Padraig jouait, et jouait, toujours et encore, pour se souvenir de Ruby, son petit ange de six ans montée bien trop tôt au ciel. Il savait que là-haut elle l'écoutait et chantait avec lui, comme elle faisait tous les jours en rentrant de l'école avant sa maladie. Elle avait été très malade Ruby, pas longtemps, les docteurs s'étaient bien trompés, ils pensaient que c'était cette petite grippe pas méchante, qu'il fallait rester à la maison bien tranquillement. Mais quand la fièvre avait été trop forte et avait trop mouillé ses longs cheveux bruns qui lui collaient au visage, ils s'étaient rendus compte que ce n'était pas une petite grippe et l'avaient prise à l'hôpital, seulement il était déjà trop tard. Ruby n'entendait plus les pleurs de son papa et de sa maman, elle les avait quittés pour toujours.
Alors sans un mot après avoir une dernière fois dit au revoir à son petit cercueil blanc, Padraig avait pris son violon et était monté seul pour jouer.
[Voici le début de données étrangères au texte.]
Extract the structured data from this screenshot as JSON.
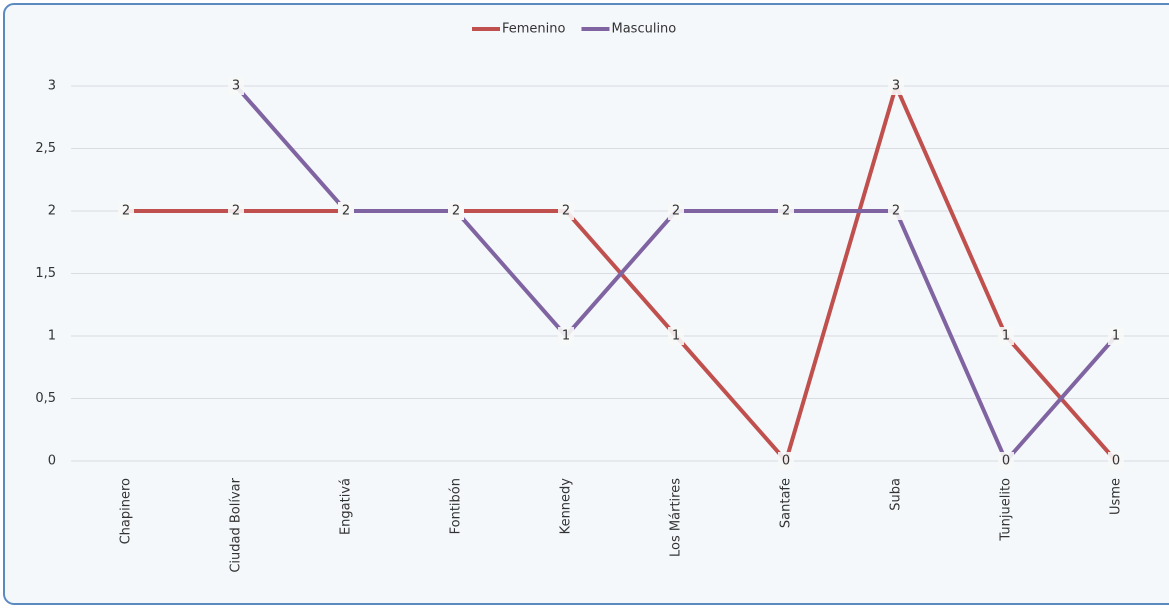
{
  "chart_data": {
    "type": "line",
    "categories": [
      "Chapinero",
      "Ciudad Bolívar",
      "Engativá",
      "Fontibón",
      "Kennedy",
      "Los Mártires",
      "Santafe",
      "Suba",
      "Tunjuelito",
      "Usme"
    ],
    "series": [
      {
        "name": "Femenino",
        "color": "#c0504d",
        "values": [
          2,
          2,
          2,
          2,
          2,
          1,
          0,
          3,
          1,
          0
        ]
      },
      {
        "name": "Masculino",
        "color": "#8064a2",
        "values": [
          null,
          3,
          2,
          2,
          1,
          2,
          2,
          2,
          0,
          1
        ]
      }
    ],
    "ylim": [
      0,
      3
    ],
    "yticks": [
      0,
      {
        "value": 0.5,
        "label": "0,5"
      },
      1,
      {
        "value": 1.5,
        "label": "1,5"
      },
      2,
      {
        "value": 2.5,
        "label": "2,5"
      },
      3
    ],
    "grid": true,
    "legend": "top"
  }
}
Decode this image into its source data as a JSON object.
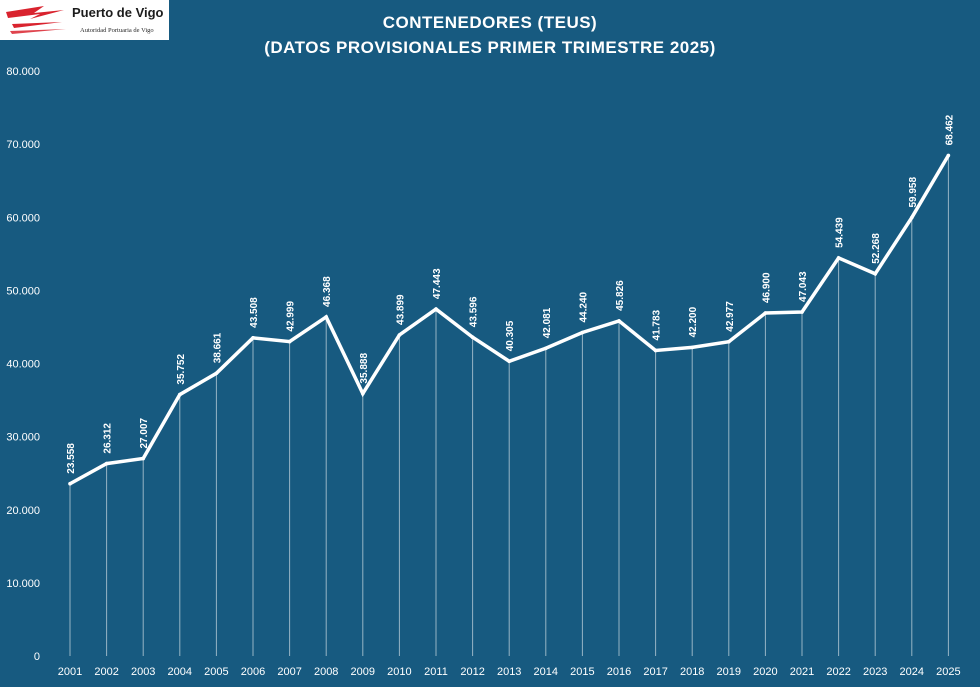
{
  "logo": {
    "name": "Puerto de Vigo",
    "subtitle": "Autoridad Portuaria de Vigo"
  },
  "chart_data": {
    "type": "line",
    "title": "CONTENEDORES (TEUS)",
    "subtitle": "(DATOS PROVISIONALES PRIMER TRIMESTRE 2025)",
    "xlabel": "",
    "ylabel": "",
    "ylim": [
      0,
      80000
    ],
    "yticks": [
      0,
      10000,
      20000,
      30000,
      40000,
      50000,
      60000,
      70000,
      80000
    ],
    "ytick_labels": [
      "0",
      "10.000",
      "20.000",
      "30.000",
      "40.000",
      "50.000",
      "60.000",
      "70.000",
      "80.000"
    ],
    "categories": [
      "2001",
      "2002",
      "2003",
      "2004",
      "2005",
      "2006",
      "2007",
      "2008",
      "2009",
      "2010",
      "2011",
      "2012",
      "2013",
      "2014",
      "2015",
      "2016",
      "2017",
      "2018",
      "2019",
      "2020",
      "2021",
      "2022",
      "2023",
      "2024",
      "2025"
    ],
    "values": [
      23558,
      26312,
      27007,
      35752,
      38661,
      43508,
      42999,
      46368,
      35888,
      43899,
      47443,
      43596,
      40305,
      42081,
      44240,
      45826,
      41783,
      42200,
      42977,
      46900,
      47043,
      54439,
      52268,
      59958,
      68462
    ],
    "value_labels": [
      "23.558",
      "26.312",
      "27.007",
      "35.752",
      "38.661",
      "43.508",
      "42.999",
      "46.368",
      "35.888",
      "43.899",
      "47.443",
      "43.596",
      "40.305",
      "42.081",
      "44.240",
      "45.826",
      "41.783",
      "42.200",
      "42.977",
      "46.900",
      "47.043",
      "54.439",
      "52.268",
      "59.958",
      "68.462"
    ],
    "grid": false,
    "legend": "none",
    "colors": {
      "background": "#175a80",
      "line": "#ffffff",
      "drop_line": "#ffffff"
    }
  }
}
Tous les soirs on entendait les notes qui se perdaient au dessus des fougères au milieu des tourbières, incessantes et lancinantes. Il jouait Padraig, il jouait, son archet frottait les cordes à les faire craquer, mais il ne pouvait pas s'arrêter, il jouait pour Ruby, pour la faire revenir, pour la faire chanter et danser à nouveau.
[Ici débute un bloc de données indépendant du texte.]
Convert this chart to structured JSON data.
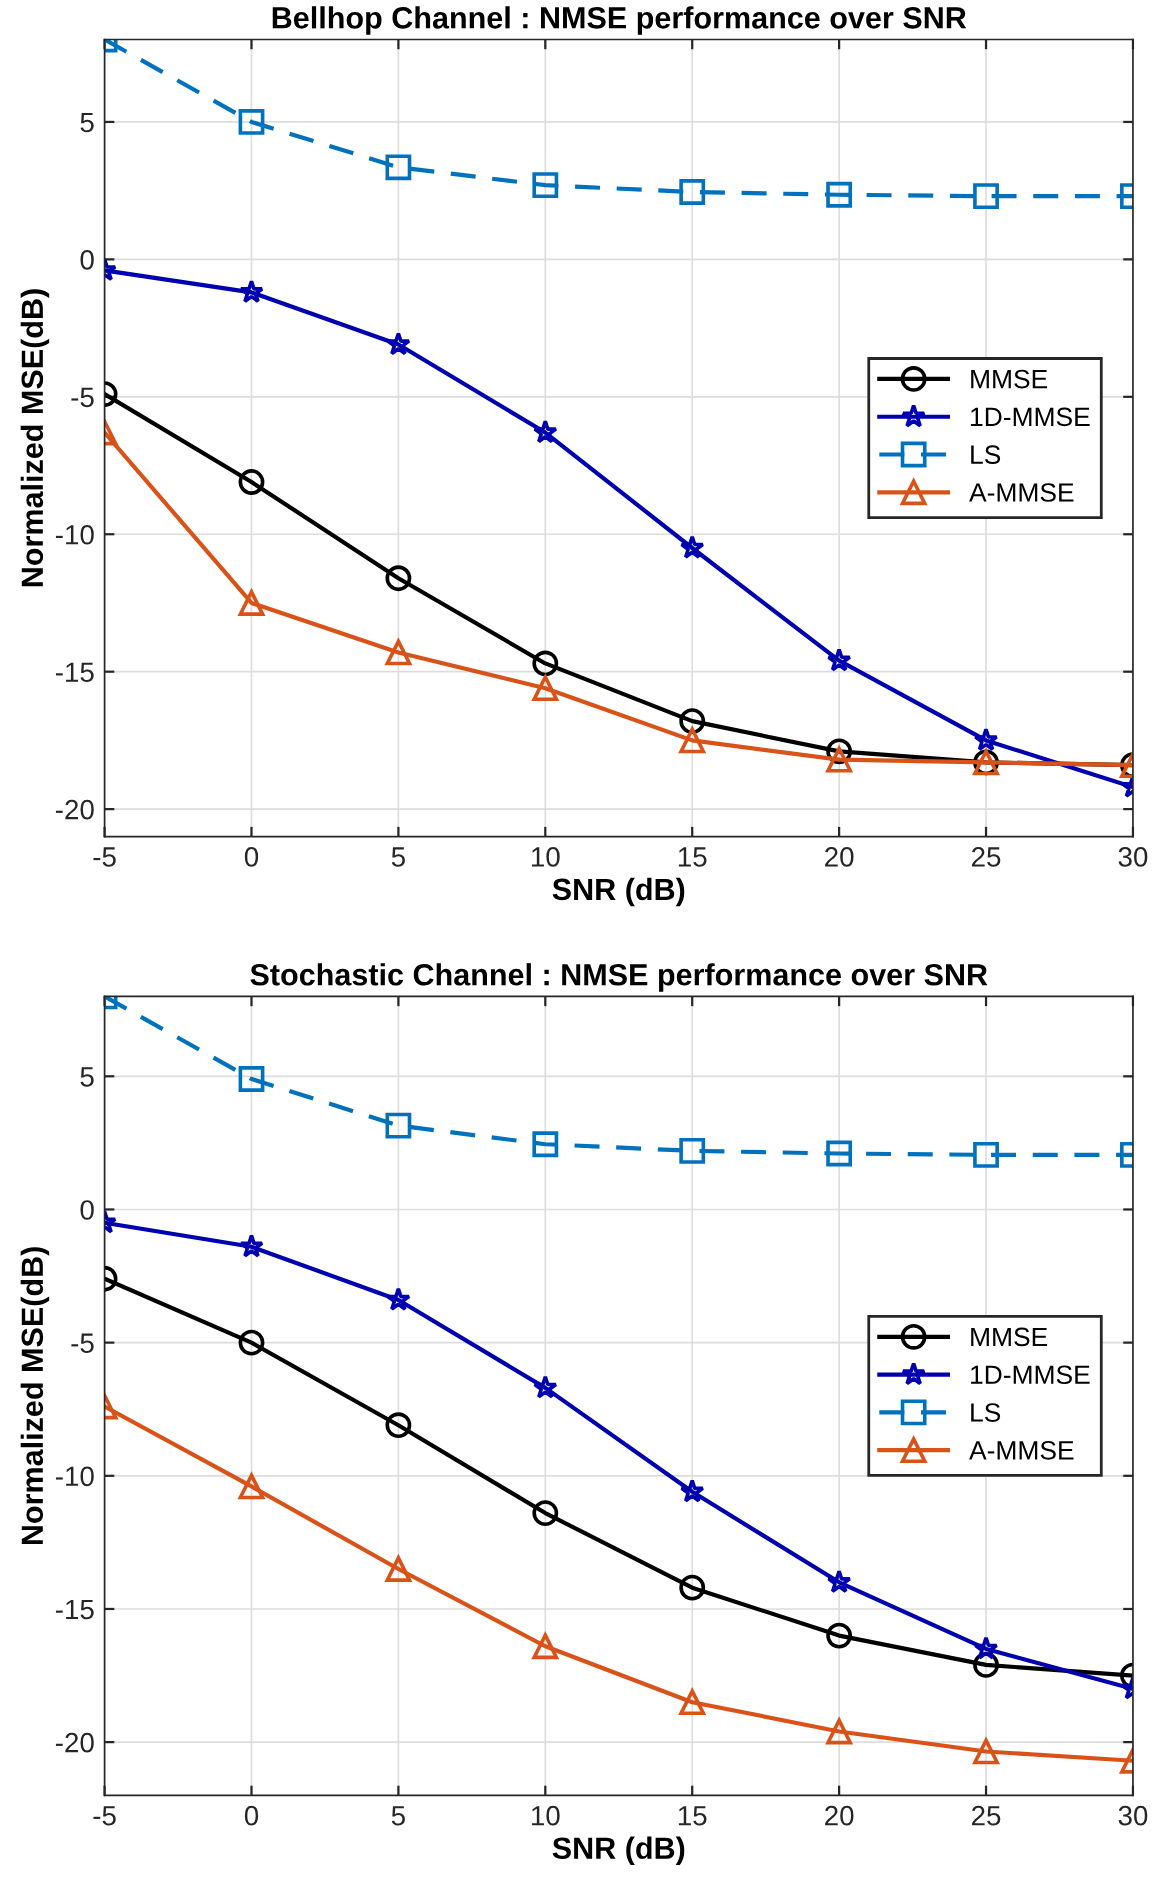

Les saisons passaient, le bleu de la lande devenait orange, la pluie arrivait poussée par les rafales du vent qui règne en maître des montagnes de Wicklow, mais les grosses gouttes n'arrêtaient pas Padraig, elles se mêlaient à ses larmes et les bourrasques à ses cris, quelquefois on disait qu'on l'entendait jusqu'aux tours du monastère de Glendalough, et Padraig jouait de son violon, encore et toujours.
On pensait au village que Noël allait le faire revenir, mais rien n'y fit, même les premiers flocons de neige de janvier ne l'empêchèrent pas de jouer. Le soleil n'éclairait que quelque heures le paysage gelé, et Padraig continuait. Un jour il ne redescendit plus, on dit que les lutins et follets de la lande étaient venus danser autour de lui, envoûtés par sa sempiternelle complainte et l'avaient emmené très loin dans leur pays secret. Ou peut-être Ruby elle-même était venue le chercher, à force de musique et de larmes, elle avait décidé de le prendre avec elle.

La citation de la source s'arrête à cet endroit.